Kaum eine Gebühr aus Teil 4 VV RVG macht in der Praxis in der Anwendung so viel Schwierigkeiten wie die zusätzliche Verfahrensgebühr Nr. 4141 VV RVG. Das beweist mal wieder ein Beschluss des AG Oldenburg, das zur Bemessung der Gebühr Stellung nimmt.
Gegen den Beschuldigten und einen Mitbeschuldigten ist von der Polizei und der Staatsanwaltschaft wegen Totschlags ermittelt worden. Grundlage des Verfahrens waren Geschehnisse auf einem Parkplatz in Vechta. Der Beschuldigte ist von der Polizei über seine Rechte als Beschuldigter in einem Strafverfahren belehrt worden.
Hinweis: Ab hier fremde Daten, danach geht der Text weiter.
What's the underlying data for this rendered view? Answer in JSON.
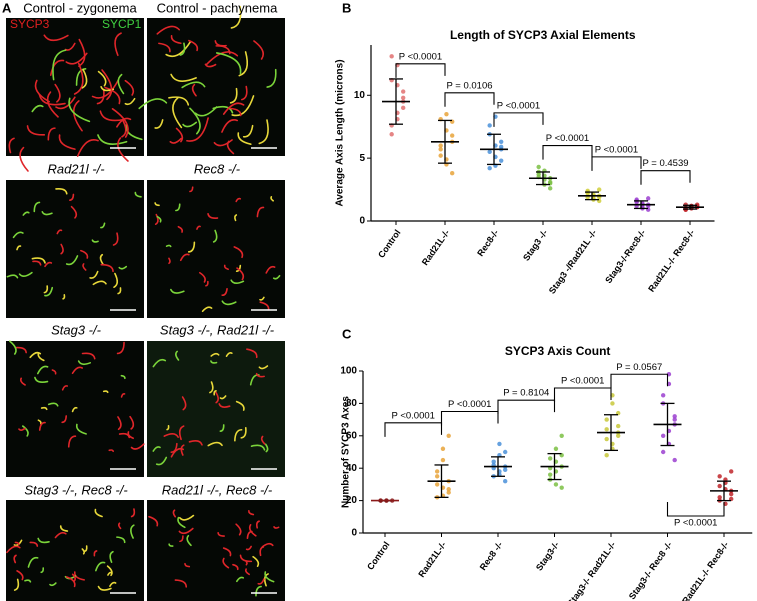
{
  "figure": {
    "panel_letters": [
      "A",
      "B",
      "C"
    ],
    "channel_labels": [
      "SYCP3",
      "SYCP1"
    ],
    "panels": [
      {
        "label": "Control - zygonema"
      },
      {
        "label": "Control - pachynema"
      },
      {
        "label": "Rad21l -/-"
      },
      {
        "label": "Rec8 -/-"
      },
      {
        "label": "Stag3 -/-"
      },
      {
        "label": "Stag3 -/-, Rad21l -/-"
      },
      {
        "label": "Stag3 -/-, Rec8 -/-"
      },
      {
        "label": "Rad21l -/-, Rec8 -/-"
      }
    ]
  },
  "chart_data": [
    {
      "type": "dotplot",
      "title": "Length of SYCP3 Axial Elements",
      "y_label": "Average Axis Length (microns)",
      "categories": [
        "Control",
        "Rad21L-/-",
        "Rec8-/-",
        "Stag3 -/-",
        "Stag3 -/Rad21L -/-",
        "Stag3-/-Rec8-/-",
        "Rad21L-/- Rec8-/-"
      ],
      "colors": [
        "#e07070",
        "#e8a33a",
        "#4a90d9",
        "#7bc043",
        "#d0cf3a",
        "#9b3fd0",
        "#c0262a"
      ],
      "values": [
        9.5,
        6.3,
        5.7,
        3.4,
        2.0,
        1.3,
        1.1
      ],
      "errors": [
        1.8,
        1.7,
        1.2,
        0.5,
        0.3,
        0.3,
        0.15
      ],
      "points": [
        [
          9.5,
          11.2,
          8.1,
          12.4,
          7.6,
          10.3,
          9.0,
          13.1,
          8.6,
          10.8,
          6.9,
          9.8
        ],
        [
          6.3,
          8.1,
          4.5,
          7.2,
          5.2,
          3.8,
          7.9,
          6.0,
          4.9,
          8.5,
          5.7,
          6.8
        ],
        [
          5.7,
          6.9,
          4.4,
          5.1,
          7.6,
          6.3,
          4.8,
          5.5,
          8.3,
          6.0,
          4.2,
          5.9
        ],
        [
          3.4,
          3.9,
          2.9,
          3.6,
          4.3,
          3.1,
          2.6,
          3.7,
          4.0,
          3.3,
          3.5,
          3.0
        ],
        [
          2.0,
          2.3,
          1.7,
          2.1,
          1.9,
          2.5,
          1.6,
          2.2,
          1.8,
          2.0,
          2.4,
          1.9
        ],
        [
          1.3,
          1.6,
          1.0,
          1.4,
          1.2,
          1.8,
          0.9,
          1.5,
          1.1,
          1.3,
          1.7,
          1.2
        ],
        [
          1.1,
          1.3,
          1.0,
          1.2,
          0.9,
          1.1,
          1.3,
          1.0,
          1.2,
          1.1,
          0.9,
          1.2
        ]
      ],
      "annotations": [
        {
          "from": 0,
          "to": 1,
          "y": 12.5,
          "label": "P <0.0001"
        },
        {
          "from": 1,
          "to": 2,
          "y": 10.2,
          "label": "P = 0.0106"
        },
        {
          "from": 2,
          "to": 3,
          "y": 8.6,
          "label": "P <0.0001"
        },
        {
          "from": 3,
          "to": 4,
          "y": 6.0,
          "label": "P <0.0001"
        },
        {
          "from": 4,
          "to": 5,
          "y": 5.1,
          "label": "P <0.0001"
        },
        {
          "from": 5,
          "to": 6,
          "y": 4.0,
          "label": "P = 0.4539"
        }
      ],
      "ylim": [
        0,
        14
      ],
      "yticks": [
        0,
        5,
        10
      ]
    },
    {
      "type": "dotplot",
      "title": "SYCP3 Axis Count",
      "y_label": "Number of SYCP3 Axes",
      "categories": [
        "Control",
        "Rad21L-/-",
        "Rec8 -/-",
        "Stag3-/-",
        "Stag3-/- Rad21L-/-",
        "Stag3-/- Rec8 -/-",
        "Rad21L-/- Rec8-/-"
      ],
      "colors": [
        "#8b1a1a",
        "#e8a33a",
        "#4a90d9",
        "#7bc043",
        "#c8c83a",
        "#9b3fd0",
        "#c0262a"
      ],
      "values": [
        20,
        32,
        41,
        41,
        62,
        67,
        26
      ],
      "errors": [
        0,
        10,
        6,
        8,
        11,
        13,
        6
      ],
      "points": [
        [
          20,
          20,
          20,
          20,
          20
        ],
        [
          32,
          22,
          45,
          28,
          38,
          25,
          60,
          30,
          23,
          52,
          35,
          27
        ],
        [
          41,
          35,
          48,
          38,
          44,
          32,
          50,
          40,
          36,
          55,
          42,
          39
        ],
        [
          41,
          33,
          52,
          38,
          46,
          28,
          60,
          36,
          44,
          30,
          40,
          48
        ],
        [
          62,
          70,
          55,
          80,
          48,
          66,
          74,
          58,
          85,
          52,
          64,
          60
        ],
        [
          67,
          80,
          55,
          92,
          60,
          72,
          45,
          85,
          63,
          98,
          50,
          70
        ],
        [
          26,
          22,
          33,
          18,
          29,
          38,
          24,
          20,
          31,
          27,
          35,
          21
        ]
      ],
      "annotations": [
        {
          "from": 0,
          "to": 1,
          "y": 68,
          "label": "P <0.0001"
        },
        {
          "from": 1,
          "to": 2,
          "y": 75,
          "label": "P <0.0001"
        },
        {
          "from": 2,
          "to": 3,
          "y": 82,
          "label": "P = 0.8104"
        },
        {
          "from": 3,
          "to": 4,
          "y": 89.5,
          "label": "P <0.0001"
        },
        {
          "from": 4,
          "to": 5,
          "y": 98,
          "label": "P = 0.0567"
        },
        {
          "from": 5,
          "to": 6,
          "y": 10.5,
          "label": "P <0.0001",
          "below": true
        }
      ],
      "ylim": [
        0,
        100
      ],
      "yticks": [
        0,
        20,
        40,
        60,
        80,
        100
      ]
    }
  ]
}
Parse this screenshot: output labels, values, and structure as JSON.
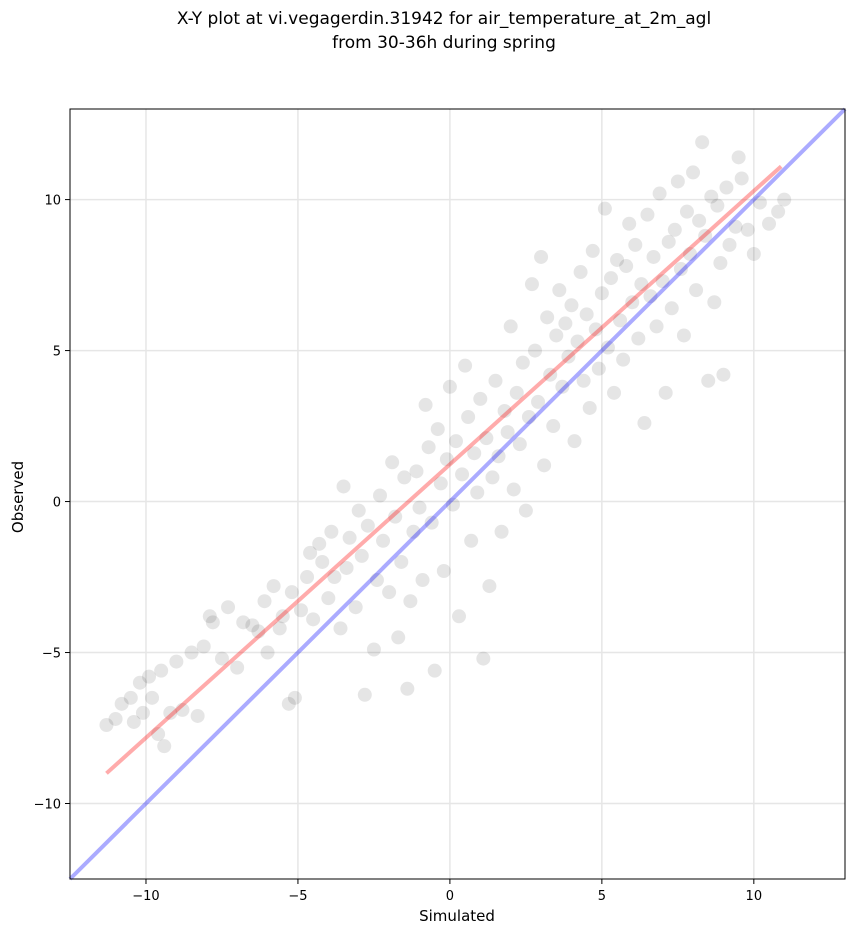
{
  "chart_data": {
    "type": "scatter",
    "title": "X-Y plot at vi.vegagerdin.31942 for air_temperature_at_2m_agl",
    "subtitle": "from 30-36h during spring",
    "xlabel": "Simulated",
    "ylabel": "Observed",
    "xlim": [
      -12.5,
      13.0
    ],
    "ylim": [
      -12.5,
      13.0
    ],
    "xticks": [
      -10,
      -5,
      0,
      5,
      10
    ],
    "yticks": [
      -10,
      -5,
      0,
      5,
      10
    ],
    "xtick_labels": [
      "−10",
      "−5",
      "0",
      "5",
      "10"
    ],
    "ytick_labels": [
      "−10",
      "−5",
      "0",
      "5",
      "10"
    ],
    "grid": true,
    "point_color": "#000000",
    "point_alpha": 0.1,
    "colors": {
      "identity_line": "#0000ff",
      "fit_line": "#ff0000"
    },
    "series": [
      {
        "type": "scatter",
        "points": [
          [
            -11.3,
            -7.4
          ],
          [
            -11.0,
            -7.2
          ],
          [
            -10.8,
            -6.7
          ],
          [
            -10.5,
            -6.5
          ],
          [
            -10.4,
            -7.3
          ],
          [
            -10.2,
            -6.0
          ],
          [
            -10.1,
            -7.0
          ],
          [
            -9.9,
            -5.8
          ],
          [
            -9.8,
            -6.5
          ],
          [
            -9.6,
            -7.7
          ],
          [
            -9.5,
            -5.6
          ],
          [
            -9.4,
            -8.1
          ],
          [
            -9.2,
            -7.0
          ],
          [
            -9.0,
            -5.3
          ],
          [
            -8.8,
            -6.9
          ],
          [
            -8.5,
            -5.0
          ],
          [
            -8.3,
            -7.1
          ],
          [
            -8.1,
            -4.8
          ],
          [
            -7.9,
            -3.8
          ],
          [
            -7.8,
            -4.0
          ],
          [
            -7.5,
            -5.2
          ],
          [
            -7.3,
            -3.5
          ],
          [
            -7.0,
            -5.5
          ],
          [
            -6.8,
            -4.0
          ],
          [
            -6.5,
            -4.1
          ],
          [
            -6.3,
            -4.3
          ],
          [
            -6.1,
            -3.3
          ],
          [
            -6.0,
            -5.0
          ],
          [
            -5.8,
            -2.8
          ],
          [
            -5.6,
            -4.2
          ],
          [
            -5.5,
            -3.8
          ],
          [
            -5.3,
            -6.7
          ],
          [
            -5.2,
            -3.0
          ],
          [
            -5.1,
            -6.5
          ],
          [
            -4.9,
            -3.6
          ],
          [
            -4.7,
            -2.5
          ],
          [
            -4.6,
            -1.7
          ],
          [
            -4.5,
            -3.9
          ],
          [
            -4.3,
            -1.4
          ],
          [
            -4.2,
            -2.0
          ],
          [
            -4.0,
            -3.2
          ],
          [
            -3.9,
            -1.0
          ],
          [
            -3.8,
            -2.5
          ],
          [
            -3.6,
            -4.2
          ],
          [
            -3.5,
            0.5
          ],
          [
            -3.4,
            -2.2
          ],
          [
            -3.3,
            -1.2
          ],
          [
            -3.1,
            -3.5
          ],
          [
            -3.0,
            -0.3
          ],
          [
            -2.9,
            -1.8
          ],
          [
            -2.8,
            -6.4
          ],
          [
            -2.7,
            -0.8
          ],
          [
            -2.5,
            -4.9
          ],
          [
            -2.4,
            -2.6
          ],
          [
            -2.3,
            0.2
          ],
          [
            -2.2,
            -1.3
          ],
          [
            -2.0,
            -3.0
          ],
          [
            -1.9,
            1.3
          ],
          [
            -1.8,
            -0.5
          ],
          [
            -1.7,
            -4.5
          ],
          [
            -1.6,
            -2.0
          ],
          [
            -1.5,
            0.8
          ],
          [
            -1.4,
            -6.2
          ],
          [
            -1.3,
            -3.3
          ],
          [
            -1.2,
            -1.0
          ],
          [
            -1.1,
            1.0
          ],
          [
            -1.0,
            -0.2
          ],
          [
            -0.9,
            -2.6
          ],
          [
            -0.8,
            3.2
          ],
          [
            -0.7,
            1.8
          ],
          [
            -0.6,
            -0.7
          ],
          [
            -0.5,
            -5.6
          ],
          [
            -0.4,
            2.4
          ],
          [
            -0.3,
            0.6
          ],
          [
            -0.2,
            -2.3
          ],
          [
            -0.1,
            1.4
          ],
          [
            0.0,
            3.8
          ],
          [
            0.1,
            -0.1
          ],
          [
            0.2,
            2.0
          ],
          [
            0.3,
            -3.8
          ],
          [
            0.4,
            0.9
          ],
          [
            0.5,
            4.5
          ],
          [
            0.6,
            2.8
          ],
          [
            0.7,
            -1.3
          ],
          [
            0.8,
            1.6
          ],
          [
            0.9,
            0.3
          ],
          [
            1.0,
            3.4
          ],
          [
            1.1,
            -5.2
          ],
          [
            1.2,
            2.1
          ],
          [
            1.3,
            -2.8
          ],
          [
            1.4,
            0.8
          ],
          [
            1.5,
            4.0
          ],
          [
            1.6,
            1.5
          ],
          [
            1.7,
            -1.0
          ],
          [
            1.8,
            3.0
          ],
          [
            1.9,
            2.3
          ],
          [
            2.0,
            5.8
          ],
          [
            2.1,
            0.4
          ],
          [
            2.2,
            3.6
          ],
          [
            2.3,
            1.9
          ],
          [
            2.4,
            4.6
          ],
          [
            2.5,
            -0.3
          ],
          [
            2.6,
            2.8
          ],
          [
            2.7,
            7.2
          ],
          [
            2.8,
            5.0
          ],
          [
            2.9,
            3.3
          ],
          [
            3.0,
            8.1
          ],
          [
            3.1,
            1.2
          ],
          [
            3.2,
            6.1
          ],
          [
            3.3,
            4.2
          ],
          [
            3.4,
            2.5
          ],
          [
            3.5,
            5.5
          ],
          [
            3.6,
            7.0
          ],
          [
            3.7,
            3.8
          ],
          [
            3.8,
            5.9
          ],
          [
            3.9,
            4.8
          ],
          [
            4.0,
            6.5
          ],
          [
            4.1,
            2.0
          ],
          [
            4.2,
            5.3
          ],
          [
            4.3,
            7.6
          ],
          [
            4.4,
            4.0
          ],
          [
            4.5,
            6.2
          ],
          [
            4.6,
            3.1
          ],
          [
            4.7,
            8.3
          ],
          [
            4.8,
            5.7
          ],
          [
            4.9,
            4.4
          ],
          [
            5.0,
            6.9
          ],
          [
            5.1,
            9.7
          ],
          [
            5.2,
            5.1
          ],
          [
            5.3,
            7.4
          ],
          [
            5.4,
            3.6
          ],
          [
            5.5,
            8.0
          ],
          [
            5.6,
            6.0
          ],
          [
            5.7,
            4.7
          ],
          [
            5.8,
            7.8
          ],
          [
            5.9,
            9.2
          ],
          [
            6.0,
            6.6
          ],
          [
            6.1,
            8.5
          ],
          [
            6.2,
            5.4
          ],
          [
            6.3,
            7.2
          ],
          [
            6.4,
            2.6
          ],
          [
            6.5,
            9.5
          ],
          [
            6.6,
            6.8
          ],
          [
            6.7,
            8.1
          ],
          [
            6.8,
            5.8
          ],
          [
            6.9,
            10.2
          ],
          [
            7.0,
            7.3
          ],
          [
            7.1,
            3.6
          ],
          [
            7.2,
            8.6
          ],
          [
            7.3,
            6.4
          ],
          [
            7.4,
            9.0
          ],
          [
            7.5,
            10.6
          ],
          [
            7.6,
            7.7
          ],
          [
            7.7,
            5.5
          ],
          [
            7.8,
            9.6
          ],
          [
            7.9,
            8.2
          ],
          [
            8.0,
            10.9
          ],
          [
            8.1,
            7.0
          ],
          [
            8.2,
            9.3
          ],
          [
            8.3,
            11.9
          ],
          [
            8.4,
            8.8
          ],
          [
            8.5,
            4.0
          ],
          [
            8.6,
            10.1
          ],
          [
            8.7,
            6.6
          ],
          [
            8.8,
            9.8
          ],
          [
            8.9,
            7.9
          ],
          [
            9.0,
            4.2
          ],
          [
            9.1,
            10.4
          ],
          [
            9.2,
            8.5
          ],
          [
            9.4,
            9.1
          ],
          [
            9.5,
            11.4
          ],
          [
            9.6,
            10.7
          ],
          [
            9.8,
            9.0
          ],
          [
            10.0,
            8.2
          ],
          [
            10.2,
            9.9
          ],
          [
            10.5,
            9.2
          ],
          [
            10.8,
            9.6
          ],
          [
            11.0,
            10.0
          ]
        ]
      },
      {
        "type": "line",
        "points": [
          [
            -12.5,
            -12.5
          ],
          [
            13.0,
            13.0
          ]
        ]
      },
      {
        "type": "line",
        "points": [
          [
            -11.3,
            -9.0
          ],
          [
            10.9,
            11.1
          ]
        ]
      }
    ]
  }
}
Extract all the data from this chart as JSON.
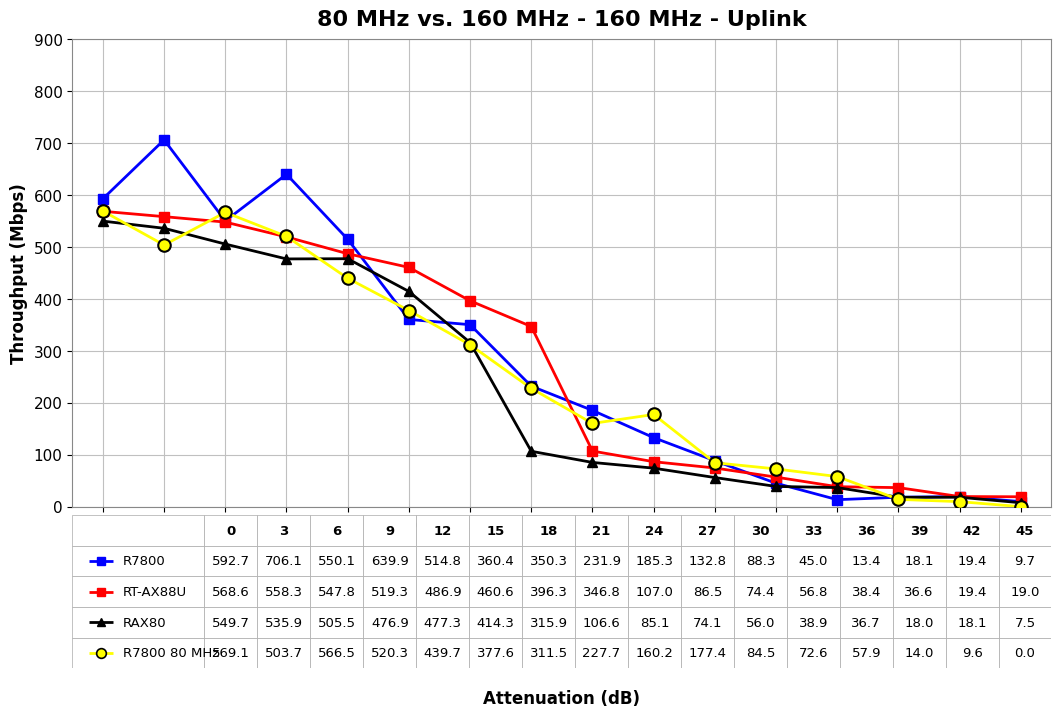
{
  "title": "80 MHz vs. 160 MHz - 160 MHz - Uplink",
  "xlabel": "Attenuation (dB)",
  "ylabel": "Throughput (Mbps)",
  "x_labels": [
    0,
    3,
    6,
    9,
    12,
    15,
    18,
    21,
    24,
    27,
    30,
    33,
    36,
    39,
    42,
    45
  ],
  "series": [
    {
      "label": "R7800",
      "color": "#0000FF",
      "marker": "s",
      "row_color": "#FFFFFF",
      "values": [
        592.7,
        706.1,
        550.1,
        639.9,
        514.8,
        360.4,
        350.3,
        231.9,
        185.3,
        132.8,
        88.3,
        45.0,
        13.4,
        18.1,
        19.4,
        9.7
      ]
    },
    {
      "label": "RT-AX88U",
      "color": "#FF0000",
      "marker": "s",
      "row_color": "#FFFFFF",
      "values": [
        568.6,
        558.3,
        547.8,
        519.3,
        486.9,
        460.6,
        396.3,
        346.8,
        107.0,
        86.5,
        74.4,
        56.8,
        38.4,
        36.6,
        19.4,
        19.0
      ]
    },
    {
      "label": "RAX80",
      "color": "#000000",
      "marker": "^",
      "row_color": "#FFFFFF",
      "values": [
        549.7,
        535.9,
        505.5,
        476.9,
        477.3,
        414.3,
        315.9,
        106.6,
        85.1,
        74.1,
        56.0,
        38.9,
        36.7,
        18.0,
        18.1,
        7.5
      ]
    },
    {
      "label": "R7800 80 MHz",
      "color": "#FFFF00",
      "marker": "o",
      "row_color": "#FFFFFF",
      "values": [
        569.1,
        503.7,
        566.5,
        520.3,
        439.7,
        377.6,
        311.5,
        227.7,
        160.2,
        177.4,
        84.5,
        72.6,
        57.9,
        14.0,
        9.6,
        0.0
      ]
    }
  ],
  "ylim": [
    0,
    900
  ],
  "yticks": [
    0,
    100,
    200,
    300,
    400,
    500,
    600,
    700,
    800,
    900
  ],
  "grid_color": "#C0C0C0",
  "bg_color": "#FFFFFF",
  "title_fontsize": 16,
  "axis_label_fontsize": 12,
  "tick_fontsize": 11,
  "table_fontsize": 9.5,
  "line_width": 2.0,
  "marker_size": 7
}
Durch Verfügung vom 24.11.2020 hat die Staatsanwaltschaft das Verfahren gegen den Beschuldigten wegen „Totschlags und unerlaubten Führens einer Schusswaffe“ mangels hinreichenden Tatverdachts nach § 170 Abs. 2 StPO eingestellt. Später hat die Staatsanwaltschaft Nachermittlungen angestellt und das Verfahren gegen den Beschuldigten mit Verfügung vom 14.02.2022 erneut nach § 170 Abs. 2 StPO eingestellt. Der Verteidiger hat seine Gebühren abgerechnet und dabei auch eine Nr. 4141 VV RVG geltend gemacht. Zur Höhe hat er ausgeführt, die „Höhe der Gebühren richte sich danach, vor welchem Gericht Anklage erhoben worden wäre“, Anklage wäre nach Ansicht des Verteidigers vor dem Landgericht/ Schwurgerichtskammer erhoben worden. Das AG hat/Rechtspfleger „nur“ eine Gebühr für das „Ermittlungsverfahren“ festgesetzt. Die dagegen gerichtete Erinnerung des Verteidigers hatte Erfolg.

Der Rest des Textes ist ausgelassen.